Synopsis
Leadership in Nonprofit Organizations is about exemplary leadership as found in both corporate and nonprofit organizations. The authors take a fresh approach to the study of leadership: they perform research in nonprofits both to understand and appreciate their complexities, and to reachconclusions about the nature of leadership in any context, including for-profit and governmental entities. Moving from nonprofit to for-profit in this way reverses the flow of ideas as represented in the mainstream literature of leadership. The authors′ journey leads through case studies of remarkable leaders succeeding in complex situations. The book explores contemporary versions of leadership as embedded in American culture. It develops the concept of good fit between the leader and circumstances in which she or he must lead; it reveals predictable leadership dynamics and cycles; it explains how leaders can increase the readiness for change in their organizations; it describes the felt experience of "flow" when successful leaders are lost in the moment. Although each chapter employs a different lens, the object is the same throughout-leadership as the practice of alignment. The result is a multifaceted view of leadership as a complex system of shifting interrelationships that yields insights useful to students, researchers and leaders themselves.
Features and Benefits:
- Critical review of literature on leadership which encourages diversity in leadership models and approaches.
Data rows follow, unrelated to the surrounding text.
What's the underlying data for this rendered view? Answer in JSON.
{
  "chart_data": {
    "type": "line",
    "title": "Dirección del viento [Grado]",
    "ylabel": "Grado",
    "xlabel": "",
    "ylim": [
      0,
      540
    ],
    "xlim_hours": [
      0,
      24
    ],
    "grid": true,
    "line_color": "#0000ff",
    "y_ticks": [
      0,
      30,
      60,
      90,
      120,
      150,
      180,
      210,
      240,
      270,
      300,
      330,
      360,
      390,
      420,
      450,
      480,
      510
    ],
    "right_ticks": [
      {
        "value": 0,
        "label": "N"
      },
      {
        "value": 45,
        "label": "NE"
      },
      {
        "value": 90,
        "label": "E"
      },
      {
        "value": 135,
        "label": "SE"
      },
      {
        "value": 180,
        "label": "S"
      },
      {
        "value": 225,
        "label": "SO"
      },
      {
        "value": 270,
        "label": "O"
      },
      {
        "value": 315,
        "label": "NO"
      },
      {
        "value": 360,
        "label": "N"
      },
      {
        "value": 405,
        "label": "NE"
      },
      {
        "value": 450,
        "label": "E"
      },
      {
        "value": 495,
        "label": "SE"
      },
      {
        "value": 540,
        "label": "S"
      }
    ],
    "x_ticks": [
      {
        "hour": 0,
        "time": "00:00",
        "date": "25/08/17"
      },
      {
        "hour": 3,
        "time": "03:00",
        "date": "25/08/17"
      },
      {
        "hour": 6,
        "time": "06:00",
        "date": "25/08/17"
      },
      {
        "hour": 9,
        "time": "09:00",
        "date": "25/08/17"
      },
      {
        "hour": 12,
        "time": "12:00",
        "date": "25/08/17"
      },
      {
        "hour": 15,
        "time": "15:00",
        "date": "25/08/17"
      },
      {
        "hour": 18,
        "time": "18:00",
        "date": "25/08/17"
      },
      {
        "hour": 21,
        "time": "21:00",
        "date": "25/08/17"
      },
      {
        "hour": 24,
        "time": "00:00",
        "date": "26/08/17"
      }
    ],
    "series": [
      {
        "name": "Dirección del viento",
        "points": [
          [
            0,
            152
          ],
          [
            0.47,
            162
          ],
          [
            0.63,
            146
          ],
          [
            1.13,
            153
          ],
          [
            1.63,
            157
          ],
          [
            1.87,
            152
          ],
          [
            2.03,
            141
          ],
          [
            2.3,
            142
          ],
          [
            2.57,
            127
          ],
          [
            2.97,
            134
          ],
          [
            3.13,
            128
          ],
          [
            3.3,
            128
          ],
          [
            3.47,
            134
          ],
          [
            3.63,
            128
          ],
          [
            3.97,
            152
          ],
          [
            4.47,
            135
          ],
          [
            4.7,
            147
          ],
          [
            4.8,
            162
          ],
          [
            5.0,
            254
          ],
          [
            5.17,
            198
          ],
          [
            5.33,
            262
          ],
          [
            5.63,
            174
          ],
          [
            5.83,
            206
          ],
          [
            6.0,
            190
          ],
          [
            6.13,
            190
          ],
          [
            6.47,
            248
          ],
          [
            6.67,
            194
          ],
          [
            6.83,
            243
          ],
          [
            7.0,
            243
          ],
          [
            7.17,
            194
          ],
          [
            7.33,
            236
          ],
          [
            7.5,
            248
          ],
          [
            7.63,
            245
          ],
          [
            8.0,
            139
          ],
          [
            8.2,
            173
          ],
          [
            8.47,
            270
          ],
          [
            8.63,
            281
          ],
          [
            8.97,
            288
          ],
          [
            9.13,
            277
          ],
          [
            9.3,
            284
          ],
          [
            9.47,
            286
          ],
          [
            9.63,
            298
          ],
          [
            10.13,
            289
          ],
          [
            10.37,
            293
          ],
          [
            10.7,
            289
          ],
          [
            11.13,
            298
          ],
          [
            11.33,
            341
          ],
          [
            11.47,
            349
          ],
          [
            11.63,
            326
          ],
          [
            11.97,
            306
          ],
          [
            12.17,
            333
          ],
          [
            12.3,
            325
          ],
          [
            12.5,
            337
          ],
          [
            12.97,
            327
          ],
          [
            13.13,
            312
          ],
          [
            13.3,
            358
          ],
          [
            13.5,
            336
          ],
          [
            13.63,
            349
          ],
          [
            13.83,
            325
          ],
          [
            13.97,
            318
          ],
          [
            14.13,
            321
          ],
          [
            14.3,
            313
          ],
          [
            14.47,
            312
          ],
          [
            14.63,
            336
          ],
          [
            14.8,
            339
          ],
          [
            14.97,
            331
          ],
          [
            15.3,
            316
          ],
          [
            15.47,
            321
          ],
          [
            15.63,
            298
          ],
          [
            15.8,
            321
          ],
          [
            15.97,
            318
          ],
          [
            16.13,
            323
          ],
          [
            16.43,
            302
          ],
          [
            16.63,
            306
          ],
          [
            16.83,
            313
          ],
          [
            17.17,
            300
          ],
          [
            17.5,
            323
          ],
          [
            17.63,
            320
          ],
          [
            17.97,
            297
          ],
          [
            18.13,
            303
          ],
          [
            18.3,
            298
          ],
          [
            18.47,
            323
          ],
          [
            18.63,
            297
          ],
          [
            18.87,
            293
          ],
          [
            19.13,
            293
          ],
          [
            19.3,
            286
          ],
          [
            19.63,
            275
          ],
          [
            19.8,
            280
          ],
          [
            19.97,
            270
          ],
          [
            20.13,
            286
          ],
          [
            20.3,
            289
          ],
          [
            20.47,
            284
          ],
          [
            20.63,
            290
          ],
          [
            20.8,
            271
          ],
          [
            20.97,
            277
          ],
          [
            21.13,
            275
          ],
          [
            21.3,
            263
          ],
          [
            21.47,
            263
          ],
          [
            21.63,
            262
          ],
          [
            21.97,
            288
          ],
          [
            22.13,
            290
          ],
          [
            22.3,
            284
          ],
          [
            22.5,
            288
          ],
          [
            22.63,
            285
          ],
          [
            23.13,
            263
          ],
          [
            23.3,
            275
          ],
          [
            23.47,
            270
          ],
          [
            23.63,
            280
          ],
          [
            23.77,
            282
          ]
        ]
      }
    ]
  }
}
- Case studies of nonprofit leadership which affirm public-minded, mission-driven leaders and acknowledge their contributions.
- Chapters on leadership constructs such as fit, dynamics, readiness and flow which provide useful insights and methods to enable success.
- Overarching concept of alignment which reframes leadership as an active process where the awareness of and response to the interplay of multiple, relevant factors matters more than charisma, pedigree or power.
About the Authors
Barry Dym is an organization development consultant, executive coach, psychotherapist, and entrepreneur. His clients range from small nonprofits, high tech start up companies, and both public and private school systems to large corporations, such as State Street Corporation, The Boston Globe, Honeywell, and Massachusetts Financial Services (MFS).
He was the co-founder of the Family Institute of Cambridge (1975) and the founder and Director of both the Boston Center for Family Health (1985) and WorkWise Research and Consulting (1997). For fourteen years, he served as a Lecturer at the Harvard Medical School.
He has written three previous books, Leadership Transitions, Couples, and Readiness and Change in Couple Therapy, co-founded a professional journal, Families, Systems, and Health, and newsletter, Collaborative Family Health Care, and has also written many articles, including “Utilizing States of Organizational Readiness” (with Harry Hutson), winner of the Larry Porter Prize as the best article on organizational development, 1998-99, “Resistance in Organizations: how to Recognize, Understand and Respond to It,” “Integrating Entrepreneurship with Professional Leadership,” and “Forays: The Power of Small Changes.”
Harry Hutson, is a leadership and organization consultant whose practice focuses on the human side of strategic change. He designs and leads system-wide planning events, results-focused workshops and team-building exercises. In addition, he provides individual coaching for executives.
He performed in senior human resources roles for more than twenty years at three multinational corporations--Cummins Engine, Avery Dennison, and Global Knowledge Network. A former secondary school teacher in Moorestown, NJ, High School, his doctoral research explored relationships between the views of influential people in a local community and what was being taught in the public schools. He has served for many years on the Board of Directors of the New England Center for Children, a school for autism and other disabilities, where he is the Vice-Chairman.
His publications include articles on teambuilding methods, continuing education, community building, readiness for change, and the relevance of hope for organizational renewal. He has presented workshops at professional meetings sponsored by organizations such as Training Magazine, Organizational Development Network, New England Human Resources Association, Learning Conference (UK and US), Association for Quality and Participation, and Pegasus/Systems Thinking.